Nevra’nın babası, Sadık Ağa’nın dağa çıkan torunu Cengiz’e, bir teröriste yardım etmiş bir devlet görevlisi olarak mimlenmiş ve terfi ettirilmemiştir. Vali olamamıştır. Vali olamama karı kocanın arasını bozmuş ve Nevra, lise ikiye geçtiğinde, annesi ile babası boşanmıştır. Annesi daha sonra Söke’li bir toprak ağasıyla evlenip İstanbul’a, babası son görev yaptığı Urla’da emekli olup oraya, kardeşi Orhan‘da yatılı okullardan yurt dışına ve oralardan da, bir bilim adamı olarak “ Şansını insan kıymeti bilen bir ülkede denemek için” Amerika’ya yerleşmiştir.

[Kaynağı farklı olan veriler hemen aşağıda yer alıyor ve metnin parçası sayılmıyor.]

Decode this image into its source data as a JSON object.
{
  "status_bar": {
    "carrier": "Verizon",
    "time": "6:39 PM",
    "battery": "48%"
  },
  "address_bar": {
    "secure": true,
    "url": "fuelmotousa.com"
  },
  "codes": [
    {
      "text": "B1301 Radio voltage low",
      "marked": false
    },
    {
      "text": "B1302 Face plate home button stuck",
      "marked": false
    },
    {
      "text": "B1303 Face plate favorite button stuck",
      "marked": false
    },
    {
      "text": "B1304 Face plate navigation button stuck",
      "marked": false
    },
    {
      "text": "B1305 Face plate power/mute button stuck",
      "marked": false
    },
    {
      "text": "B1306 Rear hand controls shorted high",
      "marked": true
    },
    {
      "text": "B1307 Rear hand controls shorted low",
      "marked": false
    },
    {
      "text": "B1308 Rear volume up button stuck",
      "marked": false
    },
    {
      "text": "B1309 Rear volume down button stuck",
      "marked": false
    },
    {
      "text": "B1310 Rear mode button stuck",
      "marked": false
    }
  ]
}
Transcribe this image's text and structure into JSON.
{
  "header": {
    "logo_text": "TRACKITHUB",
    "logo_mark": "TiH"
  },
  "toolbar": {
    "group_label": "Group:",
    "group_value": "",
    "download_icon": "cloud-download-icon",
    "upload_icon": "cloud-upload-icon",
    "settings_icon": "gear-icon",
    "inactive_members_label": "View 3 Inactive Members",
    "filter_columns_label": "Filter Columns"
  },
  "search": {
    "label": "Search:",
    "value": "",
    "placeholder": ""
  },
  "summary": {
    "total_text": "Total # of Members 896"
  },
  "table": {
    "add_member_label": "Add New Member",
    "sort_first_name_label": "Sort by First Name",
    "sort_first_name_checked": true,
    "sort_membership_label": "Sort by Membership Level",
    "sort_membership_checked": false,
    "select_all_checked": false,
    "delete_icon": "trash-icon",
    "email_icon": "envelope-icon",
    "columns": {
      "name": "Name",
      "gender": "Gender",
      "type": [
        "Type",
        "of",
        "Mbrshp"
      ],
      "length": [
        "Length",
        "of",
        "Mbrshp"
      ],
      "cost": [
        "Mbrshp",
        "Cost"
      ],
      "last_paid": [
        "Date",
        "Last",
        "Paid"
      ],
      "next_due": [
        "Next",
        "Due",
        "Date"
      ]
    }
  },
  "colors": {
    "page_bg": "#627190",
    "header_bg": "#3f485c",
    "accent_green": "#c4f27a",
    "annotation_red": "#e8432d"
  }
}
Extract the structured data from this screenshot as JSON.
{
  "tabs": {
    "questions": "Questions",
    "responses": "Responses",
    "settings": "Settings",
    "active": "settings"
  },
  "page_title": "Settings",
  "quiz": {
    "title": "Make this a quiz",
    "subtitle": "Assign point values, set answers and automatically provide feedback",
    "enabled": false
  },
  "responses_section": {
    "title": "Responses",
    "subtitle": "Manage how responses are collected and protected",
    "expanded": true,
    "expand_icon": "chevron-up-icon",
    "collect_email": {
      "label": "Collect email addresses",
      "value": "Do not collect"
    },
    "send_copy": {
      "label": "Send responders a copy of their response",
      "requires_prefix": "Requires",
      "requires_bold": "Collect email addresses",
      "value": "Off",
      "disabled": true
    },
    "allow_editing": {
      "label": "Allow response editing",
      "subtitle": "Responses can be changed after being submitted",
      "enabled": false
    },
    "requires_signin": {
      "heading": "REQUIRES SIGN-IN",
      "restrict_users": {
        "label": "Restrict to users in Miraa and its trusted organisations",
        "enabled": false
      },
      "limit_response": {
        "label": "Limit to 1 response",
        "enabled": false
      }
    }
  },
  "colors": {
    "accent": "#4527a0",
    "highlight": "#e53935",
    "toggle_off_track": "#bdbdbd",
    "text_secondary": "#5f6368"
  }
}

Nevra; Ferdi’den ayrıldıktan sonra, çalışmış olduğu reklâm şirketinden de ayrılarak bir gazeteye geçmiştir. Gazetede ilk yıl, basılan Erzincan köyüne gitmiş olanları görmüştür. Son zamanlarda ise yine doğu bölgelerinde gitmektedir. Kırsal alanda yaşayan, yoksul kızlara okula gitmeleri için burs veren bir derneğin çalışmaları için; Kars, Erzurum, Doğu Beyazıt, Siirt, Urfa, Lice’yi dolaşarak o çocuklarla röportaj yapmıştır.
Nevo röportajın sonunda, Zelo’yu, bölgeden bir siyasi kimlik ve güçlü bir kadın olarak, “Barış için kızların okuması lazımdır kızları okutalım” diyerek ikna etmeye çalışmaktadır.
Gözüme takılan ayrıntılar ve soruları;
“Zelha’nın kozalak toplamaktan …” (sf. 31) “
….çiftlik yaşamını en ince ayrıntılarıyla…(sf. 37) “
”Teşkilatla ilgili şeyler oluyor…”( sf. 39)
“çiftlik evinin selamlık tarafında…” sf. 46
“ dağ yamaçlarında sapsarı katırtırnaklarını, dev papatyaları toplayarak…..Zelha’yla alt alta üst üste çimenlerde yuvarlanmak …” sf 88
“…anamın zorla giydirdiği şosonlarımla..” sf. 106
“Traş olmuş, entarisini çıkarıp kahverengi kostümünü…” sf 163
“Mis gibi bir ıhlamur kokusu vardı havada” sf. 165
“iki kupa köpüklü ayran..” sf. 166
“Yemek yerde yaygı üzerinde yenir diyi” (sf. 35)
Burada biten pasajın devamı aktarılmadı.